Originally published on November 29, 2011 in BI This Week, a TDWI publication.
What do you do when you have a bunch of data on your hands and your skills fail to make sense of it? That’s where I was the other day.
As much as I’ve written about data analysts, I’m not one myself. When, in late September, I finally closed my survey of analysts, I needed a pro to help interpret my new data. I was like the amateur cook who could flip eggs and found a side of beef in his kitchen. That was one meal I wasn’t going to cook alone.
It’s not easy to find the right guide. What skilled analyst has the time? Who cares about this kind of data? Who has the patience to answer my beginner’s questions? It’s a problem I suspect that many business people face.
I was lucky. I knew someone: He’s the expert’s expert in the Tableau Software community, the one I’m most familiar with. He’s renowned among fellow analysts for his expertise —and his generosity. He’s on the Tableau forum every day answering questions from users of all levels.
His name is Joe Mako and he is mostly self taught. Soon after two Army tours in Iraq, he went to work at a large Internet service provider managing documents. His first taste of data analysis came when his boss asked him to figure out if certain customers were getting a free ride —and with that Joe found a career and a passion.
My transition to data analyst was serendipitous.
Surprise #1. Even as bare numbers, data’s thrilling if it’s yours. It must be like coming across cave paintings. Someone had left them there, full of meaning that’s left behind to be revealed.
Surprise #2. Data analysis is harder than marketing makes it look. It looks so easy when the experts fling dimensions and measures around, dragging them on and off of shelves to make bar charts, scatterplots, and heat maps appear and reshape and altogether dazzle. (TV cooks make their acts look easy, too.)
Surprise #3. Data analysis doesn’t begin with analysis. It begins with data. I told Joe that I wanted to see the whole process from the start, so he first walked me through “the boring part”: data preparation. My export of the data from the service provider, Survey Monkey, was far from Tableau-ready. Multiple-choice questions posed special problems with their double row of headers.

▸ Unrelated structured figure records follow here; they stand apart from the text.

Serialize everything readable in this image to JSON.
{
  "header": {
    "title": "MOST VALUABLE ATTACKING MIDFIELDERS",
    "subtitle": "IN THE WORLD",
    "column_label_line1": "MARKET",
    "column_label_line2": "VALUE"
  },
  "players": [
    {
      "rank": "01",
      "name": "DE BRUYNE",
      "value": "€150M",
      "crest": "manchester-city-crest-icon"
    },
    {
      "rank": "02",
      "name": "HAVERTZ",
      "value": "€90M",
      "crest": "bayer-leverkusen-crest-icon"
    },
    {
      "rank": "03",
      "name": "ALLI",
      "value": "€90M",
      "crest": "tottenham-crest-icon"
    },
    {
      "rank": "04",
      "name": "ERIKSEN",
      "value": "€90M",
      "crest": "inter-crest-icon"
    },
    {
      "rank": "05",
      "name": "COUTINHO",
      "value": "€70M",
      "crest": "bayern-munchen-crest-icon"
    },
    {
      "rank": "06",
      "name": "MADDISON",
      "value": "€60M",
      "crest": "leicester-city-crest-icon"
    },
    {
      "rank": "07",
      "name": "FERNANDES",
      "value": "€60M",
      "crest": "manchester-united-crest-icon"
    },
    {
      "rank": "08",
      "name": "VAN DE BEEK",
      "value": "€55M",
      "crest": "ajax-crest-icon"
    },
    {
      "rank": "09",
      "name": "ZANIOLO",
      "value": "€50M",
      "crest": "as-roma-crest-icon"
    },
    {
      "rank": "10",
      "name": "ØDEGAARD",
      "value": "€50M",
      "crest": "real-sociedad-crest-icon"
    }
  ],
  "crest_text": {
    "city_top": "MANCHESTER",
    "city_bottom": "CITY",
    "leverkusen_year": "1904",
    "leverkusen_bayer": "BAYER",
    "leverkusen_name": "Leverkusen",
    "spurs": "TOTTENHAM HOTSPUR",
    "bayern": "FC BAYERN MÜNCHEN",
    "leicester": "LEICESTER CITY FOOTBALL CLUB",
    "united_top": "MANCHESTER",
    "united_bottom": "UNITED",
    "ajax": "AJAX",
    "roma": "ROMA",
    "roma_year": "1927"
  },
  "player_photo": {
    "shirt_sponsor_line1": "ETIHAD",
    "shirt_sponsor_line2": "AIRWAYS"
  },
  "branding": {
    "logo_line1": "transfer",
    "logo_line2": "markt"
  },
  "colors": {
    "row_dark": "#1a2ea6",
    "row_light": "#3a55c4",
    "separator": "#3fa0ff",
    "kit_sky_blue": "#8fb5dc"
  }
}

Surprise #4. Data analysts have their own style. Other analysts, Joe acknowledged, would not go to the same lengths of data preparation. In fact, he suggested, some are careless.
Joe, for example, takes measures I think other analysts would skip. For example, instead of going from Excel straight to Tableau, he took the data through a third tool, Lyza. There he made the data more easily show who did not respond to all questions.

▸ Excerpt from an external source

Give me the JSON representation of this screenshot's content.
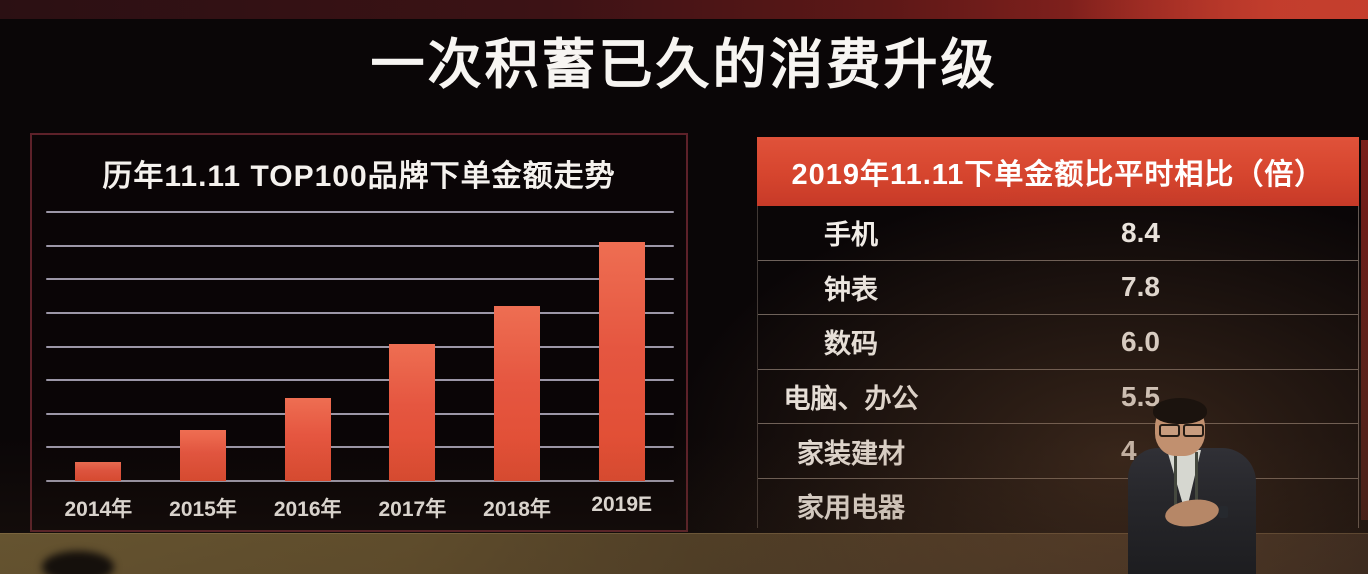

Once data was imported into Tableau, Joe checked the data once more. “I’m confirming that I have every possible combination of response ID and question ID available,” he explained deliberately and calmly. “That’s how I get my high degree of flexibility with Tableau.”

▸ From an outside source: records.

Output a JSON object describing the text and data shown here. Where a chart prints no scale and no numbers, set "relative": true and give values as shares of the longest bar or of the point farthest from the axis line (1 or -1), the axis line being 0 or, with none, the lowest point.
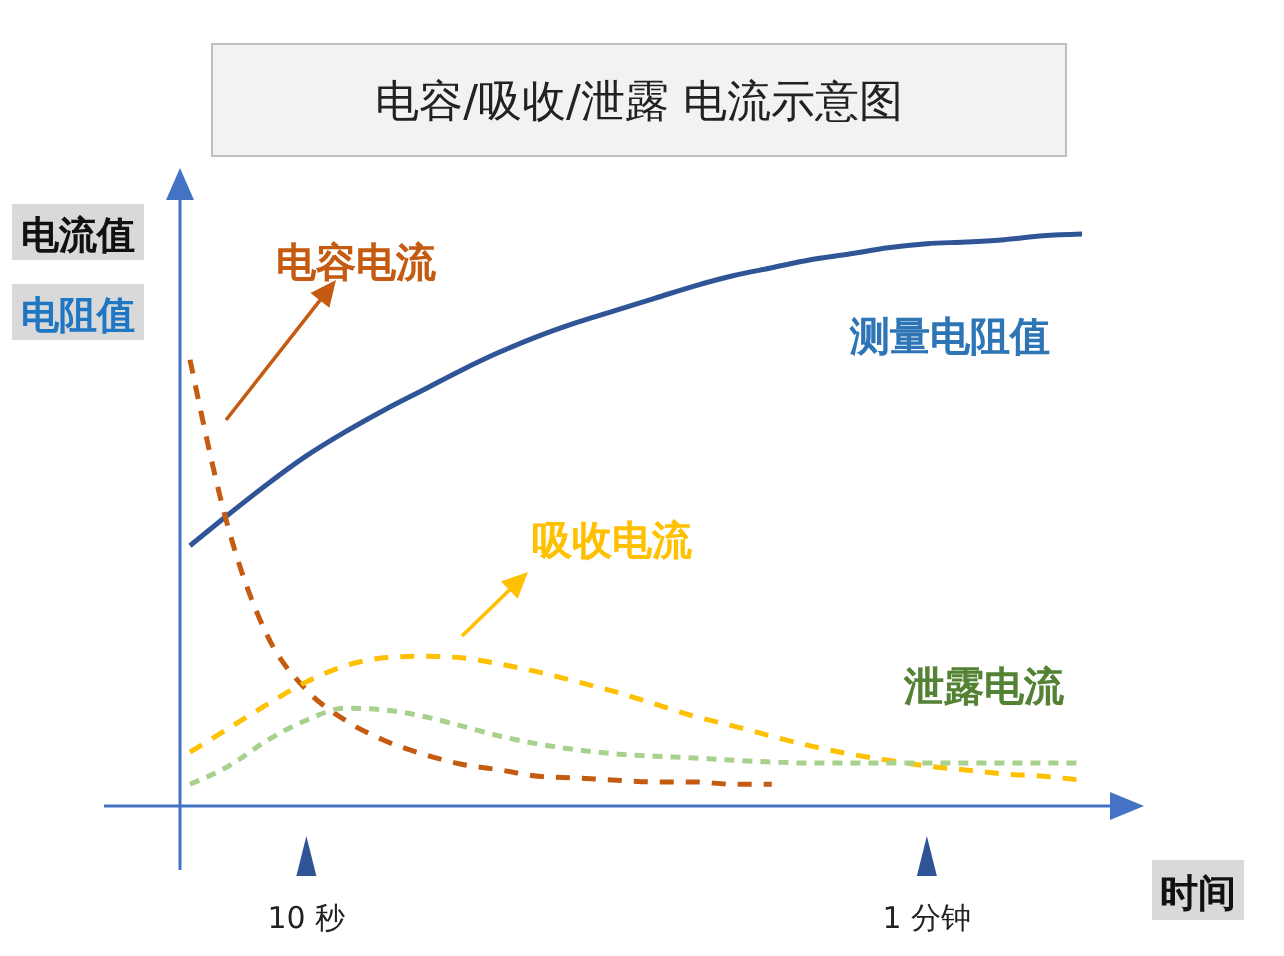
{
  "chart_data": {
    "type": "line",
    "title": "电容/吸收/泄露 电流示意图",
    "ylabel": "电流值",
    "y2label": "电阻值",
    "xlabel": "时间",
    "relative": true,
    "marker": "none",
    "legend": false,
    "categories": [
      null,
      null,
      null,
      "10 秒",
      null,
      null,
      null,
      null,
      null,
      null,
      null,
      null,
      null,
      null,
      null,
      null,
      null,
      null,
      null,
      "1 分钟",
      null,
      null,
      null,
      null
    ],
    "series": [
      {
        "name": "测量电阻值",
        "color": "#2f5597",
        "line_style": "solid",
        "values": [
          0.455,
          0.51,
          0.563,
          0.612,
          0.654,
          0.692,
          0.727,
          0.762,
          0.794,
          0.822,
          0.846,
          0.867,
          0.888,
          0.909,
          0.927,
          0.941,
          0.955,
          0.965,
          0.976,
          0.983,
          0.986,
          0.99,
          0.997,
          1
        ]
      },
      {
        "name": "电容电流",
        "color": "#c55a11",
        "line_style": "dashed",
        "values": [
          0.78,
          0.483,
          0.297,
          0.203,
          0.15,
          0.115,
          0.091,
          0.073,
          0.063,
          0.052,
          0.049,
          0.045,
          0.042,
          0.042,
          0.038,
          0.038,
          null,
          null,
          null,
          null,
          null,
          null,
          null,
          null
        ]
      },
      {
        "name": "吸收电流",
        "color": "#ffc000",
        "line_style": "dashed",
        "values": [
          0.094,
          0.136,
          0.178,
          0.217,
          0.245,
          0.259,
          0.262,
          0.259,
          0.248,
          0.234,
          0.217,
          0.199,
          0.178,
          0.157,
          0.14,
          0.122,
          0.105,
          0.091,
          0.08,
          0.07,
          0.063,
          0.056,
          0.052,
          0.045
        ]
      },
      {
        "name": "泄露电流",
        "color": "#a9d18e",
        "line_style": "dashed",
        "values": [
          0.038,
          0.07,
          0.115,
          0.15,
          0.171,
          0.168,
          0.157,
          0.14,
          0.122,
          0.108,
          0.098,
          0.091,
          0.087,
          0.084,
          0.08,
          0.077,
          0.075,
          0.075,
          0.075,
          0.075,
          0.075,
          0.075,
          0.075,
          0.075
        ]
      }
    ]
  }
}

Surprise #5. The analyst’s personal interest matters. Within the first few minutes, I came to appreciate Joe’s passionate interest in this data.
One question in my survey asked about the relative importance of statistics. I wanted to know whether beginners would rate its importance lower than experienced analysts. Some marketing seems to suggest that it’s optional. In the results, however, only a few rated it unimportant.
Still, Joe didn’t like to see even those few. He didn’t say anything for a few seconds after the stacked bar chart appeared. His cursor ceased the usual circular movement that preceded leaps into new views. “That throws me for a loop,” he said. “It just seems strange to me that someone would say that statistics is unimportant.”
“Why don’t we compare these guys with someone else?” I said, “or see what skills they do value.”
“Let’s see,” he said, enunciating with delicious anticipation. These respondents would now either save themselves or prove themselves idiots. His cursor circled busily again, and he flipped through a new succession of views and dialog boxes.
Surprise #6. Some data’s a dud. We found little about respondents who judged statistics of low importance. We couldn’t explain it except to assume that they had understood the question differently from others. I had written a faulty question.
The next questionnaire will be better. What may surprise me, though, is to find an expert in questionnaire design as generous with his time as Joe is with his data analysis.